Why Cross-Border Ecommerce?
In 2014, cross-border e-commerce accounted for $230 billion of a total estimated $22 trillion in worldwide e-retail sales. By 2020, forecasters predict an annual growth of approximately 20 percent, bringing that number to over $1 trillion, or almost 30 percent of all B2C retail transactions.
Numbers don’t lie. But what is cross-border e-commerce? What drives its increasing popularity? What separates it from traditional e-commerce and what advantages does it bring to your business in an increasing global market?
What is cross-border e-commerce?
In essence, cross-border e-commerce refers to online international consumer retail transactions, particularly of products and services that may be otherwise unavailable in home countries. By default, the process frequently requires platforms that optimize factors such as currency conversion, international customs and tax requirements, alternative payments, delivery expedition and other international logistic dilemmas.

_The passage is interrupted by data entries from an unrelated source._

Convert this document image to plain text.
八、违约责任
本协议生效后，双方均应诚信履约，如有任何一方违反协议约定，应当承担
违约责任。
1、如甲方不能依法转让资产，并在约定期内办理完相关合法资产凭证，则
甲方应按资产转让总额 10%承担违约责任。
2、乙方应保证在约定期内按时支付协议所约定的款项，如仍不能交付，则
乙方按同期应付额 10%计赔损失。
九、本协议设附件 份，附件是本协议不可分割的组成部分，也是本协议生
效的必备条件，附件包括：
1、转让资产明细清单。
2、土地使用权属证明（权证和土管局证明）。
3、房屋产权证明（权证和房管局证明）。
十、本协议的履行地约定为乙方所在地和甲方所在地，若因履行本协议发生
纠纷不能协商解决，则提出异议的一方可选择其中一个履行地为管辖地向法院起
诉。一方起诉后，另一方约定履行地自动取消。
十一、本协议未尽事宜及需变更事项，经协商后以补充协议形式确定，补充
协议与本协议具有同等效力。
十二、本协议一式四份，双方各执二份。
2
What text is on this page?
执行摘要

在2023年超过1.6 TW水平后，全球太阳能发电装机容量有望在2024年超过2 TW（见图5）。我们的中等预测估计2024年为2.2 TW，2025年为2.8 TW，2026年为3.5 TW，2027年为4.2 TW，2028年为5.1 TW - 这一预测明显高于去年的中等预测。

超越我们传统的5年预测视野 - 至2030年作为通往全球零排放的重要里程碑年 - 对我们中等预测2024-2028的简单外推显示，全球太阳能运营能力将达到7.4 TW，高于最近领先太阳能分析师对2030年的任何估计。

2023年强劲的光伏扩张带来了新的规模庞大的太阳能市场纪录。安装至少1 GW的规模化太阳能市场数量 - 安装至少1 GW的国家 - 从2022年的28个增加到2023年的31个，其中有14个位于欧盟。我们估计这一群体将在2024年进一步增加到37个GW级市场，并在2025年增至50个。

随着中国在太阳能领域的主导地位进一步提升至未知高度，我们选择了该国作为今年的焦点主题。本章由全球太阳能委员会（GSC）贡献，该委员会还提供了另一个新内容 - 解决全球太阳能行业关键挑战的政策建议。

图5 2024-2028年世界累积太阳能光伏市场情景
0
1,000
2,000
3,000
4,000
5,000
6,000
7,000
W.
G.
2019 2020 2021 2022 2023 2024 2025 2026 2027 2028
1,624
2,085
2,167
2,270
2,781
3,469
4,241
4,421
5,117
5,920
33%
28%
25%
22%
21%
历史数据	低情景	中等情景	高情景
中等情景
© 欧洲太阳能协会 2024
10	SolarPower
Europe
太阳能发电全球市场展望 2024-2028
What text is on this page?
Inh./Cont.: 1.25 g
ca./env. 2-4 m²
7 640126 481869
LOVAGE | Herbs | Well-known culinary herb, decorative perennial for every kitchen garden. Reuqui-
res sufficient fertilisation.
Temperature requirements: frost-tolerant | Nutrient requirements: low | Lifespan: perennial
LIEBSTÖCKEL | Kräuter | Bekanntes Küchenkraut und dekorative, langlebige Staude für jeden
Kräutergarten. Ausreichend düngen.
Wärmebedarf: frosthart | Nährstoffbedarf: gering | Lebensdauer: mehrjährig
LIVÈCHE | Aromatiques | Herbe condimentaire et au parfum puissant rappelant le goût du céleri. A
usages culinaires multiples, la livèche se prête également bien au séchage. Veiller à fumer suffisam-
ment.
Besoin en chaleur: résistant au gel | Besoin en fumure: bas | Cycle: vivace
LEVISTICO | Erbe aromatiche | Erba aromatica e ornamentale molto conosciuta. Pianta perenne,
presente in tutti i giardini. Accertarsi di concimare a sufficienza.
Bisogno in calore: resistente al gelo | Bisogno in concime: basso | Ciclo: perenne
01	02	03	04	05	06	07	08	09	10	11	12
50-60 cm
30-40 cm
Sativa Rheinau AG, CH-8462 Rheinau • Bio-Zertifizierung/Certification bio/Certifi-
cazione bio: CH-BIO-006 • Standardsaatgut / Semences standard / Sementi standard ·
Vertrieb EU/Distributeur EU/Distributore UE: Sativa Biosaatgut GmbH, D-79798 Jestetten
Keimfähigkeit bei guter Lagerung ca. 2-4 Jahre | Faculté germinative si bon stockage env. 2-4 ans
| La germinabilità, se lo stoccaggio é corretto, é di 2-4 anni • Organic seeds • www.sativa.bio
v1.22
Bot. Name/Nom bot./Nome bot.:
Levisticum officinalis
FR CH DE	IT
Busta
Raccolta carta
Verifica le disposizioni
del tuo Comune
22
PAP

One of the strongest regions witnessing an exponential increase in cross-border e-commerce has been Asia; in particular, China. Currently witnessing an unprecedented rise in consumer sales due to a blossoming middle class, an estimated 25 percent of China’s retail purchases are expected to come from e-commerce within the next three years. While this may seem minor in comparison to traditional strongholds of e-commerce (such as the U.S. and Canada), it is worth bearing in mind that not only does China currently hold the world’s largest population of mobile internet users (some 527 million), cross border purchases increased from a total of $2 billion to $20 billion in just two short years alone (2012-2014.)
What are the advantages of cross-border e-commerce?
One of the key mitigating reasons for the success of cross-border retail is the ability to expand into otherwise unknown or underexposed demographics—in particular, localities with a burgeoning economy. In an increasingly global marketplace, even smaller retailers have indicated increased revenues owing to the proliferation of international e-commerce. And with increased revenue, comes the need for increased support. Demand, after all, dictates growth.
The rise of cross-border specialists and consultants (including Alibaba and its ubiquitous CEO, Jack Ma) have helped bring international trade to the forefront of B2C retail, particularly in areas governed by barriers of language and distance. Gone are the days of international trade being the sole province of “Big Three” corporations and lobbyists. Now more than ever, the need for transitional, strategic and support services are at an all-time high. And as cross-border sales traffic continues to increase, the need to refine and optimize delivery and operations has never been greater.
What are the drawbacks of cross-border e-commerce?
No retail expansion is ever going to result in a seamless customer response during its initial stages, and nowhere is this more true than in cross-border e-commerce. Despite decreased regulatory restrictions and the plethora of vendor payment options, the dilemmas of B2C international trade remain myriad, from tax and liability variances to language barriers. Ensuring a robust understanding of international commercial regulations, logistics and the viability of non-local incorporation may seem like a daunting task to the average smaller retailer—but in a marketplace driven by global innovation, it’s a matter of survival.
Currency conversion providers and alternative payment services are one way to meet the rising changes in international currency and fees, but the solution is also fraught with the same security risks as traditional methods of e-commerce. Ensuring encrypted network security precautions has never been more vital, particularly with the increased viability of alternative payment methods. Implementing local technology support in distant locations, be it outsourcing or partner acquisitions, is critical in helping to meet security risks of international e-commerce.
A localized sales strategy is another crucial method of understanding key demographics in previously uncharted territory. While it may demand a seemingly disparate shift in marketing foci and strategy, understanding cultural and geographic differences in emerging markets means all the difference in establishing brand recognition—no matter the immediate return on investment.
Personal identity in a global age
Despite the daunting task and unfamiliarity of adaptation to international markets, the increased development of cross-border e-commerce remains an untapped potential for many retailers; and with it comes the demand of establishing a unique global identity. If demographics differ substantially between Manhattan and St. Louis, then the gap is even more perilous between the U.S. and Singapore. Ensuring a transnational identity may remain a recurring dilemma in the dynamics of your marketing; but further refinement and streamlining of strategies can help reduce the seeming cultural barriers into one critical element—the human element. And at the end of the day, that’s what any successful marketing strategy is ultimately about.